# ZFS + FreeBSD + virtualbox



## john2011 (Jan 28, 2011)

I'm configuring a virtual host providing a few FreeBSD guests running busy email servers.  The hardware would be Dell R710 with 6 x 600GB 15K RPM Serial-Attach SCSI 6Gbps 3.5in Hotplug Hard Drive, ie, they are very fast drives.

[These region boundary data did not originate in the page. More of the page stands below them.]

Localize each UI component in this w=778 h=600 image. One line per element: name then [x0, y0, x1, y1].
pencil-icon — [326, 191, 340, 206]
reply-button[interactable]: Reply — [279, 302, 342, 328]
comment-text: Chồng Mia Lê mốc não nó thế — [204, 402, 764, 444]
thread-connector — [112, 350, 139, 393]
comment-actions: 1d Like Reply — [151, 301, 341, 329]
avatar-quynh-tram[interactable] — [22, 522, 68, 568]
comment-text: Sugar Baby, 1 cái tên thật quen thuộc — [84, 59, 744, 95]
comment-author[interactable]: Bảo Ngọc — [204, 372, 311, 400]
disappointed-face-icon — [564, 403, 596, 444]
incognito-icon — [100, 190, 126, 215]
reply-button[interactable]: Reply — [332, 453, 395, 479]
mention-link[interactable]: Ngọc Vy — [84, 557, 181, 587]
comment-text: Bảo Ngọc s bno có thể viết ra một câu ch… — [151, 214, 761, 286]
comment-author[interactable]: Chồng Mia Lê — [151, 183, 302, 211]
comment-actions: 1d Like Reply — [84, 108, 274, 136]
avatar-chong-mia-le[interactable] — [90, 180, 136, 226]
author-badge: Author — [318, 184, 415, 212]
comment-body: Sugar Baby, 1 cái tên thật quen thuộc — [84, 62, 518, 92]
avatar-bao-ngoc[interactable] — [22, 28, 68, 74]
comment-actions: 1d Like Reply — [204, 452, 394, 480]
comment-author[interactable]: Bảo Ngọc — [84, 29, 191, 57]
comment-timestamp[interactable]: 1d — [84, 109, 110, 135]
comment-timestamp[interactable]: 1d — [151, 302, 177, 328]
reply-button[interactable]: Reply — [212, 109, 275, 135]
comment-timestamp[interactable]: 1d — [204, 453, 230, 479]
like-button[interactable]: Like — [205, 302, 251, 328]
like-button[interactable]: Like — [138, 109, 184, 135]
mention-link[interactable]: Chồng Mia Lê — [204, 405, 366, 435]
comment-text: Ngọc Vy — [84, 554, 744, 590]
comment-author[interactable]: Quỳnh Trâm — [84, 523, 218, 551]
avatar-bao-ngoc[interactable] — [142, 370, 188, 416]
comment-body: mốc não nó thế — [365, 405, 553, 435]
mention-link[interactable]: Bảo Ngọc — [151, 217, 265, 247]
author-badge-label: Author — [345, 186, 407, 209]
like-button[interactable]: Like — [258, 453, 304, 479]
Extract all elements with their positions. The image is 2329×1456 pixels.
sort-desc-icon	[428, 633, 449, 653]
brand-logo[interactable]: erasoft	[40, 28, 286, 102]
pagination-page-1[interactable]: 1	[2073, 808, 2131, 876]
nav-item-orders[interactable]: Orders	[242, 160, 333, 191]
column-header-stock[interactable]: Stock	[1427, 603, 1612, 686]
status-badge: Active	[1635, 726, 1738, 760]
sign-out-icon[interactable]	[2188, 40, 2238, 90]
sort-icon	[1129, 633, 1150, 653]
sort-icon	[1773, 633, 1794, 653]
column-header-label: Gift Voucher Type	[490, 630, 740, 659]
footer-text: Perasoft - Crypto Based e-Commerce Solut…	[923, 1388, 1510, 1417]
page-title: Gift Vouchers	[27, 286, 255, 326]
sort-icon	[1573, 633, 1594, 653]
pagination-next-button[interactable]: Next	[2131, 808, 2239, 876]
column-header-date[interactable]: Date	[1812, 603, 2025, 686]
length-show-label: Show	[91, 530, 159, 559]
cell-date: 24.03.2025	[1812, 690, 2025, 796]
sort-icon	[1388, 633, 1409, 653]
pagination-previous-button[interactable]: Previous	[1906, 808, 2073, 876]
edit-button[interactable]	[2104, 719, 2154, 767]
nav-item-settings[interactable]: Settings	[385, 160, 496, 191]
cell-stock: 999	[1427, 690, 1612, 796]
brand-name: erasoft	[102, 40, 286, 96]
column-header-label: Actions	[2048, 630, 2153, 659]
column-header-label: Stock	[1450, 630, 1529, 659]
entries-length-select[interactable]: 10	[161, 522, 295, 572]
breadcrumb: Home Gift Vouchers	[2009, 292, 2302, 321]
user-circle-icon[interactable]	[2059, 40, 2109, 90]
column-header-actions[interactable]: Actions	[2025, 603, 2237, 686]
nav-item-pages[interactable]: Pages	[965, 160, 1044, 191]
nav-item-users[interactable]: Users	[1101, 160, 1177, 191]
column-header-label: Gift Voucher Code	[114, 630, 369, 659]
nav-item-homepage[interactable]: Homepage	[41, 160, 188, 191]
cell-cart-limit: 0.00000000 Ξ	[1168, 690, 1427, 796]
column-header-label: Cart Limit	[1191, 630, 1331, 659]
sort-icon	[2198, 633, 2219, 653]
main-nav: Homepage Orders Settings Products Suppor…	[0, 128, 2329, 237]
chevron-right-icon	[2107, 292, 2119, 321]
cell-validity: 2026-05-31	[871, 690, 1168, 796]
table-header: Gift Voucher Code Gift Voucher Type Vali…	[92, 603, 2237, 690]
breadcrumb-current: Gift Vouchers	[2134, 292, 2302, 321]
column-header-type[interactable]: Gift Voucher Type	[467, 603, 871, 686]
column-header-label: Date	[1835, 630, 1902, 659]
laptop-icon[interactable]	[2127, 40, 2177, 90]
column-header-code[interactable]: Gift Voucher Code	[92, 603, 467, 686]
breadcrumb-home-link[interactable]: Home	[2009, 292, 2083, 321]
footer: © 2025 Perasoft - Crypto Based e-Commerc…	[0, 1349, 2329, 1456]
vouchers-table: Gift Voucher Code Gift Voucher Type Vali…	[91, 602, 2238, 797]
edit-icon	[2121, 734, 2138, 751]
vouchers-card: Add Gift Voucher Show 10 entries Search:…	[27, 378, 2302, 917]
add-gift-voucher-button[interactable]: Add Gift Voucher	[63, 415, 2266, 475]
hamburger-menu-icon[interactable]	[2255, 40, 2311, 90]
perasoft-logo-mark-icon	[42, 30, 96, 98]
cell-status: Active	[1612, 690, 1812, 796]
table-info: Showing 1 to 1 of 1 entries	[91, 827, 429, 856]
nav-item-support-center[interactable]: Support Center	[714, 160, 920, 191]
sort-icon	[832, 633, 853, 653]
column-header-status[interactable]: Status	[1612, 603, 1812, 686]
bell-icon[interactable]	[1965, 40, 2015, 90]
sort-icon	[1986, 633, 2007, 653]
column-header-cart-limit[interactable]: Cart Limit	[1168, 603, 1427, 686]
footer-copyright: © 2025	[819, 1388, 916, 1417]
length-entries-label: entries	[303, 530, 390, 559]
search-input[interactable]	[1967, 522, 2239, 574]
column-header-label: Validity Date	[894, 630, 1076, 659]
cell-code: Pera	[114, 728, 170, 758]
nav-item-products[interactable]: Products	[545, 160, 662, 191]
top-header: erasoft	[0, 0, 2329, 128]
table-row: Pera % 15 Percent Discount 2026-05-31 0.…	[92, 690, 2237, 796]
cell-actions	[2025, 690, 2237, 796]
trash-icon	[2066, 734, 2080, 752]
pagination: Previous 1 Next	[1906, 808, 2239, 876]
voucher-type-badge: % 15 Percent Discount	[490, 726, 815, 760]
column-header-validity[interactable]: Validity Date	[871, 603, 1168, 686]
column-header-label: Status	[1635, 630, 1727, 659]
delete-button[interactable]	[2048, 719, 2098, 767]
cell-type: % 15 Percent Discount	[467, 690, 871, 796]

We used to order Dell H700 RAID controller for RAID6.  But I just read many advocates for ZFS.  Will ZFS (RAID-Z2) provides any benefit in our case?  Seems that people discouraged such usage, see http://serverfault.com/questions/227991/zfs-freebsd-virtualbox


----------



## davidgurvich (Jan 29, 2011)

ZFS likes raw drives.  Virtual drives not so much.


----------



## dennylin93 (Jan 29, 2011)

If you're not using entire disks, you will probably experience a huge drop in I/O. Using ZFS on the host OS and then UFS inside the guests might be better.


----------



## john2011 (Jan 29, 2011)

Maybe my post was not clear, but that _is_ what I wanted to do.  That is, the host FreeBSD entirely runs on ZFS.  And I thought I then don't need to order RAID controller, so just need to order the six drives.  But the guy at http://serverfault.com/questions/227991/zfs-freebsd-virtualbox said I still need to order another controller.  Is that true?


----------



## danbi (Jan 29, 2011)

About ZFS: You will be better with HBA, than with a 'real' RAID controller. If you need to use an RAID controller, create separate volume from each disk (single disk volume) and use these for ZFS. ZFS performs better/faster if it knows the disk topology. Sometimes the difference can be dramatic.

You don't need VirtualBox to run FreeBSD within FreeBSD. Of course, you can -- VirtualBox will provide some useful tricks. But performance wise, especially for I/O and networking, you will be much better using FreeBSD jails for the guests. For most uses, you can use different FreeBSD version guests, although I hardly see how this would matter for a mail server.

Many of the notes you read on ZFS, especially some restrictions are only valid for Solaris.


----------